ActivitySim / activitysim

An Open Platform for Activity-Based Travel Modeling
https://activitysim.github.io
BSD 3-Clause "New" or "Revised" License
194 stars 99 forks source link

Feature suggestion: Econometrically consistent simulation of multinomial and nested logit choices #568

Open janzill opened 2 years ago

janzill commented 2 years ago

I'd like to get feedback on a proposed pull request that would add econometrically consistent simulation of multinomial and nested logit choices.

Background

ActivitySim simulates the results of its model steps, i.e. it makes a concrete choice for each decision maker for each sub-model when running a model. The way this is currently done is with a common Monte Carlo method, see e.g. chapter 3.1.8.3 here. Fixing random seeds per decision maker and model then leads to reproducible runs, where no changes in observed utilities of alternatives means no changes in the choice selected. However, when viewed at the individual level, this can lead to seemingly illogical choices between scenarios: For example, a localised change in the observed utility of a single zone in destination choice (like better access or more attractions) can lead to some people changing destinations in zones that are far away and shouldn't be influenced by this. Additionally, making an alternative more attractive (i.e. increasing its observed utility compared to other alternatives) in a scenario should not lead to any people switching away from that alternative, but it can happen in a Monte Carlo world.

We suggest to avoid this by drawing from the probability density function of the unobserved part of the utility directly. This is straight forward for multinomial logit models, where unobserved components are independent and the cumulative distribution function is invertible, but not for nested logit models where some correlation between unobserved components exists. However, it is also possible in the latter case - we have mathematically derived a way to do this, and we have implemented a prototype in a fork of ActivitySim and numerically verified our methodology. We are planning on submitting a paper to ATRF in the upcoming weeks. Note that our micro-simulated trip-based model works this way and has been used on numerous projects in Australia; it is not open-source though.

What we have done so far

We have implemented this methodology for the nested logit model and run some numerical verification for the small MTC test model, specifically the trip mode choice model.

What we want to do

If the methodology is of interest to the consortium, we would create a pull request for further discussion. We would round out the implementation to add econometrically consistent drawing for multinomial models, add functionality to expose a parameter to choose the way drawing is performed (we suggest to add our implementation as an additional feature, not to replace the existing methodology), and add tests and some documentation.

Additional notes

The amount of additional code is small - the implementation re-uses existing infrastructure, like random number seeding, and only adds a handful of small functions. Regarding the relevance of the change, this can help with communicating results to a non-specialist audience where seemingly illogical changes can have a negative impact on trust and distract from the main message of results. It might also help with model stability and convergence, but we have not investigated this in detail yet.

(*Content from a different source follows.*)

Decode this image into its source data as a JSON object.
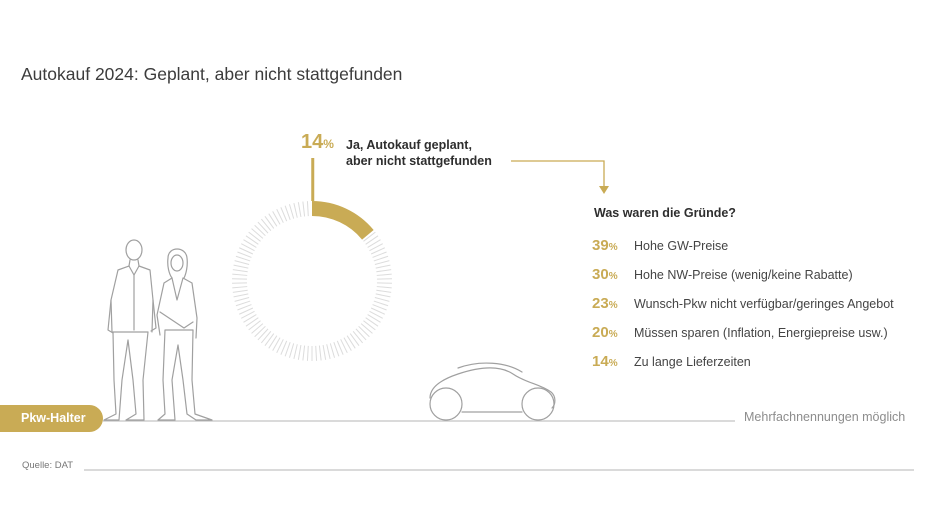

I'd appreciate any thoughts or comments!

jfdman commented 2 years ago

Sounds like a great idea. I am curious whether the randomly-drawn unobserved utility component for each alternative should be included when calculating the logsum of the model, in the case that the logsum is necessary for upstream model components. For example, if a decision-maker has a relatively high unobserved utility for transit, should their mode choice logsum reflect this such that destinations with relatively better transit service have a higher utility for selection in destination choice? If so this might have implications on model calibration/validation. And we would want to make sure that the functionality could be turned off in the case of building estimation data bundles. Appreciate hearing any thoughts you might have. Thanks! -Joel

janzill commented 2 years ago

Hi @jfdman, thanks for the comment! At the moment, the implementation is such that logsums are independent of random utility terms (i.e. they are expectation values of the maximum utility for a given choice model) and as such no information on the individual random components is passed upstream. It's really just a replacement to how the draws for MNL and NL models are performed currently and logsums are identical for both implementations.

At a practical level, our implementation does not draw full error terms for the individual utilities of alternatives directly and then chooses the alternative with maximum full utility; instead we generate choices as a product of conditional choices with conditional random terms - I have a draft manuscript if you are interested in details. Therefore, writing down the full utility explicitly is currently not possible.

That being said, I think the idea of including that information at an individual level in upstream models is interesting but I haven't thought about it before. There is a way to write the unobserved utility as a sum of independent terms and then draw these directly and write down a realisation for the full utility. However, the probability density function for some of those terms is a series expansion and drawing from these is possible but computationally more expensive I believe.

Then there is the question if a formulation using the full utility to calculate logsums at a lower level and including these at an upper level is consistent with writing these models as two conditional MNL models. I don't think it is given the logsums come in as distributions of terms of the form $max(V_j + \epsilon_j)$ where $\epsilon_j$ is independent Gumbel distributed; using the unobserved parts directly (i.e. taking the max of $V_j + \epsilon_j$) would lead to a different formulation without logsums but with error term components being shared between models. I think it would be interesting to work through this idea in a bit more detail - a whiteboard would be really handy for this :) May I suggest to have this discussion in the new Discussions forum? It is not clear to me how it would work yet but I think it would be a much bigger change than what is suggested as part of this issue and this issue has merit by itself.

jfdman commented 2 years ago

Hi @janzill, thanks for the clarification. I'd be curious to see a draft of the paper if possible. I promise to keep it confidential. Thanks!

janzill commented 2 years ago

I've sent you an email @jfdman

janzill commented 1 year ago

the conference paper has now been published, see https://australasiantransportresearchforum.org.au/frozen-randomness-at-the-individual-utility-level for methodology and study of influence on work-location choice models. We also include some early results on model convergence in https://aetransport.org/past-etc-papers/conference-papers-2022?abstractId=7583&state=b (not peer reviewed)

janzill commented 1 year ago

I think the title of this issue might be misleading - we do not trace individual preferences through different models, but only suggest to draw realisations for each model and chooser in a different way. The difference is that the suggested method has a micro-economic interpretation.